A law passed on June 5, 2014 established a Commission for End-of-Life Care to verify that the legal guidelines for MAiD are properly respected. The Commission’s current report reveals that the number of euthanasia cases has rapidly soared in Quebec over a 28-month period (from the December 10, 2015 date when the law became effective, until March 2018), although there are significant regional differences.
MAiD: a definition very close to Belgian Euthanasia
In Quebec, for the request to be legally accepted, euthanasia, euphemistically called Medical Aid in Dying or MAiD, there are some prerequisites. The person must be at least 18 years old, able to consent to treatment, be at the end of her life following a serious and incurable illness, and enduring constant and unbearable physical pain or psychological suffering, which cannot be alleviated. These basic stipulations, as well as those relating to the practitioner’s role and the administrative verification process, are quite similar to those existing in Belgium since 2002.
However, the legal framework is different from the one Canada voted in June 2016. As in the United States, federal law not only allows euthanasia, but also assisted suicide. Moreover, it does not require the person to be clearly at the end of her life, but merely that natural death has become “reasonably foreseeable“.
The statistics recently published demonstrate that MAiD is rapidly spreading throughout Quebec, albeit with some disparities from one region to another, one medical institution to another, one doctor to another.
Over the 28-month period observed in the report, euthanasia was performed on 1632 individuals. The number per quarter doubled between early 2016 and early 2018, accounting for over 1.5% of all deaths in Quebec.
The average age for these individuals was 72, with the vast majority aged from 60 to 90. Cancer patients accounted for 78% of these cases and 90% had a life expectancy estimated less than 6 months, thus indicating that 10% were not really at the end of life as specified in the law. Those invoking both physical and psychological suffering numbered 89%. Psychological suffering was expressed in terms of existential suffering, the sense of being a burden, the loss of one’s dignity, one’s autonomy, or a loss in the quality of life…
The majority of MAiD practices were performed in hospitals, vs. 20% at home. In Belgium, euthanasia is performed at home 45% of the time vs. 40% when considering the entire country of Canada.
The Commission found that 96% of the doctors’ declarations complied with the legal requirements. The remaining 4% do not appear to be held accountable or prosecuted.
Inherent Ambiguity in Palliative Sedation
Over the same 28-month period, 1704 people received continuous palliative sedation, accounting for 1.3% of all deaths, albeit with immense regional variations. Between the years 2016 to 2017 this practice increased by 25%.
According to Quebec law, continuous palliative sedation is defined as: “Palliative care, consisting in administrating drugs or substances to a person at the end of life to relieve suffering by maintaining the person unconscious until death.”

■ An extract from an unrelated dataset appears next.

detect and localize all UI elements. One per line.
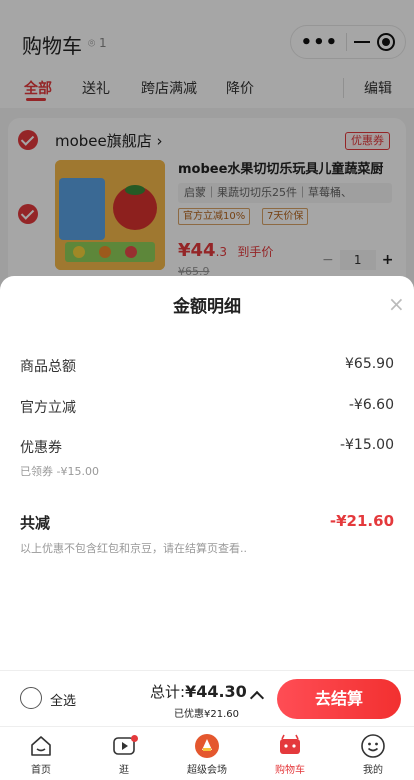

When comparing this definition to that of MAiD, the wording doesn’t appear to be much different: “Care consisting of administrating drugs or substances by a doctor to a person at the end of life, at the person’s request, to relieve suffering by causing death “.
In both situations, the theoretical objective is similar (to relieve suffering) and in practice the final result is identical (the patient’s death). According to the report, 51% of patients in continuous palliative sedation die the same day they are sedated, and 81% die within 3 days. In addition, 78% have cancer, (as for MAiD) with over 50% declaring “refractory psychological or existential distress” in order to obtain continuous palliative sedation.
If we admit that MAiD and continuous palliative sedation are two different practices from a legal and medical standpoint, what about the real intention? Isn’t euthanasia the underlying objective for numerous cases of terminal sedations?
Extending Access to MAiD ?
On several occasions the commission’s report mentions the need to reflect on extending the law to align it with federal legislation and include cases which are currently exempted from MAiD, such as those with serious illnesses but who are not at the end of life, those with Alzheimer’s and similar diseases, and who would have difficulty expressing their consent. The Health Minister recently announced that the panel that is exploring the options for broadening MAiD practices will hand in its’ report late in May 2019.
However, an unprecedented study published in the British Journal of Medical Ethics, at the end of 2018, denounced the misuse and easy access to MAiD. The authors revealed that this was sometimes applied abruptly with little or no effort to mitigate or relieve the patient’s suffering through non-lethal medical means. Thus, some patients requested MAiD without being informed about palliative care for end of life, although this should be the preferred option.